A: Lets say that your plaintext/input is exactly one block long (512bits=1block for SHA256). The input space for it is $2^{512}$ and hash space is $2^{256}$. For simplicity, lets take the first $2^{256}$ inputs into consideration.  
 Now you train a machine learning algorithm (Any algorithm of your choice), with a training set of size $2^{64}$ by hashing every number from $0$ to $2^{64}-1$ (This itself would take alot of time and gargantuan amount of space to store, but lets put that aside for a moment).  
After training over such a massive training set, you would expect the model to work accurately but no. The remaining $2^{256}-2^{64}$ input-hash pairs could be mapped in $(2^{256}-2^{64})!$ ways. Out of those many ways to arrange, only one arrangement would be our SHA256. 
Let $S=(2^{256}-2^{64})$ (Total number of mappings) and  $C=\frac{90}{100}*S$ (Number of correct mappings for 90% accuracy) 
The probably to achieve even 90% accuracy with our model would be (probability of $C$ correct mappings)*(probability of ($S-C$) incorrect mappings) =
$$(\frac{1}{S}*\frac{1}{S-1}*\frac{1}{S-2}...*\frac{1}{S-(C-1)} ) * (\frac{S-C-1}{S-C}*\frac{S-C-2}{S-C-1}*\frac{S-C-3}{S-C-2}...*\frac{1}{2}) = \frac{(S-C-1)!}{S!}$$ 
Plugging in the values, probability that our model would achieve 90% accuracy is$$= \frac{(\frac{1}{10}*(2^{256}-2^{64})-1)!}{(2^{256}-2^{64})!}$$
Taking logarithms and using Sterling's approximation for factorials, the probability is $$\approx 2^{-(2^{263.9918466566}-2^{260.6509677217})}$$
$$\approx2^{-10.1322237391*2^{260.6509677217}}$$ 
Phew, thats a really small number.
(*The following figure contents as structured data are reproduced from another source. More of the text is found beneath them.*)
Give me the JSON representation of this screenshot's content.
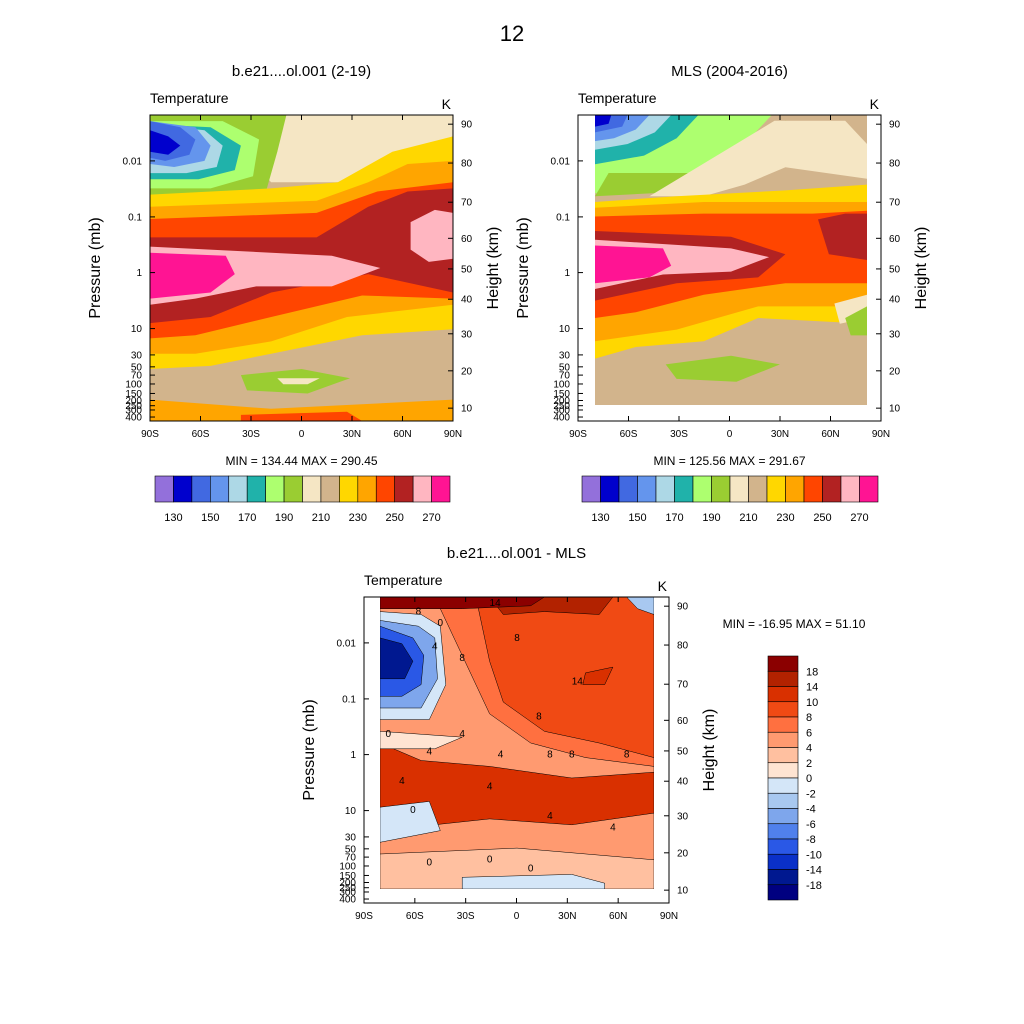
{
  "page_title": "12",
  "chart_data": [
    {
      "type": "contour",
      "title": "b.e21....ol.001 (2-19)",
      "variable": "Temperature",
      "units": "K",
      "ylabel_left": "Pressure (mb)",
      "ylabel_right": "Height (km)",
      "x_ticks": [
        "90S",
        "60S",
        "30S",
        "0",
        "30N",
        "60N",
        "90N"
      ],
      "x_range": [
        -90,
        90
      ],
      "pressure_ticks": [
        "0.01",
        "0.1",
        "1",
        "10",
        "30",
        "50",
        "70",
        "100",
        "150",
        "200",
        "250",
        "300",
        "400"
      ],
      "height_ticks": [
        "90",
        "80",
        "70",
        "60",
        "50",
        "40",
        "30",
        "20",
        "10"
      ],
      "stats": "MIN = 134.44  MAX = 290.45",
      "min": 134.44,
      "max": 290.45,
      "colorbar": {
        "levels": [
          130,
          140,
          150,
          160,
          170,
          180,
          190,
          200,
          210,
          220,
          230,
          240,
          250,
          260,
          270
        ],
        "labels": [
          "130",
          "150",
          "170",
          "190",
          "210",
          "230",
          "250",
          "270"
        ],
        "colors": [
          "#9370DB",
          "#0000CD",
          "#4169E1",
          "#6495ED",
          "#ADD8E6",
          "#20B2AA",
          "#ADFF6F",
          "#9ACD32",
          "#F5E6C4",
          "#D2B48C",
          "#FFD700",
          "#FFA500",
          "#FF4500",
          "#B22222",
          "#FFB6C1",
          "#FF1493"
        ]
      }
    },
    {
      "type": "contour",
      "title": "MLS (2004-2016)",
      "variable": "Temperature",
      "units": "K",
      "ylabel_left": "Pressure (mb)",
      "ylabel_right": "Height (km)",
      "x_ticks": [
        "90S",
        "60S",
        "30S",
        "0",
        "30N",
        "60N",
        "90N"
      ],
      "x_range": [
        -90,
        90
      ],
      "pressure_ticks": [
        "0.01",
        "0.1",
        "1",
        "10",
        "30",
        "50",
        "70",
        "100",
        "150",
        "200",
        "250",
        "300",
        "400"
      ],
      "height_ticks": [
        "90",
        "80",
        "70",
        "60",
        "50",
        "40",
        "30",
        "20",
        "10"
      ],
      "stats": "MIN = 125.56  MAX = 291.67",
      "min": 125.56,
      "max": 291.67,
      "colorbar": {
        "levels": [
          130,
          140,
          150,
          160,
          170,
          180,
          190,
          200,
          210,
          220,
          230,
          240,
          250,
          260,
          270
        ],
        "labels": [
          "130",
          "150",
          "170",
          "190",
          "210",
          "230",
          "250",
          "270"
        ],
        "colors": [
          "#9370DB",
          "#0000CD",
          "#4169E1",
          "#6495ED",
          "#ADD8E6",
          "#20B2AA",
          "#ADFF6F",
          "#9ACD32",
          "#F5E6C4",
          "#D2B48C",
          "#FFD700",
          "#FFA500",
          "#FF4500",
          "#B22222",
          "#FFB6C1",
          "#FF1493"
        ]
      }
    },
    {
      "type": "contour",
      "title": "b.e21....ol.001 - MLS",
      "variable": "Temperature",
      "units": "K",
      "ylabel_left": "Pressure (mb)",
      "ylabel_right": "Height (km)",
      "x_ticks": [
        "90S",
        "60S",
        "30S",
        "0",
        "30N",
        "60N",
        "90N"
      ],
      "x_range": [
        -90,
        90
      ],
      "pressure_ticks": [
        "0.01",
        "0.1",
        "1",
        "10",
        "30",
        "50",
        "70",
        "100",
        "150",
        "200",
        "250",
        "300",
        "400"
      ],
      "height_ticks": [
        "90",
        "80",
        "70",
        "60",
        "50",
        "40",
        "30",
        "20",
        "10"
      ],
      "stats": "MIN = -16.95  MAX =  51.10",
      "min": -16.95,
      "max": 51.1,
      "contour_labels": [
        "14",
        "8",
        "0",
        "4",
        "8",
        "8",
        "14",
        "8",
        "4",
        "8",
        "0",
        "4",
        "4",
        "8",
        "8",
        "4",
        "4",
        "4",
        "0",
        "4",
        "0",
        "0",
        "0"
      ],
      "colorbar": {
        "labels": [
          "18",
          "14",
          "10",
          "8",
          "6",
          "4",
          "2",
          "0",
          "-2",
          "-4",
          "-6",
          "-8",
          "-10",
          "-14",
          "-18"
        ],
        "colors": [
          "#8B0000",
          "#B22200",
          "#D93000",
          "#F04A14",
          "#FF7040",
          "#FF9A70",
          "#FFC0A0",
          "#FFE4D2",
          "#D4E6F8",
          "#A8C8F0",
          "#7EA6EC",
          "#5080EC",
          "#2A58E6",
          "#0A30C8",
          "#001890",
          "#000080"
        ]
      }
    }
  ]
}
And this is an overestimation, since we have considered only the first $2^{256}$ inputs instead of the total $2^{512}$. The actually probability will be still lower.
A: The problem is that "machine learning" isn't intelligent. It just tries to find patterns. In SHA-256, there are no patterns. There is nothing to find. Machine learning hasn't got any chance that is better than brute force. 
If you want to crack SHA-256 by computer, the only possibility is to create real intelligence, and since lots of clever humans haven't found a way to create SHA-256, you need to create artificial intelligence that is a lot higher than that of many clever humans. At that point, we don't know if such a super-human intelligence would crack SHA-256, prove that it cannot be cracked, or would decide that it is not clever enough to do either (just as humans). The fourth possibibility is of course that such a super-human artificial intelligence would not even bother but think about problems that are more important (to it).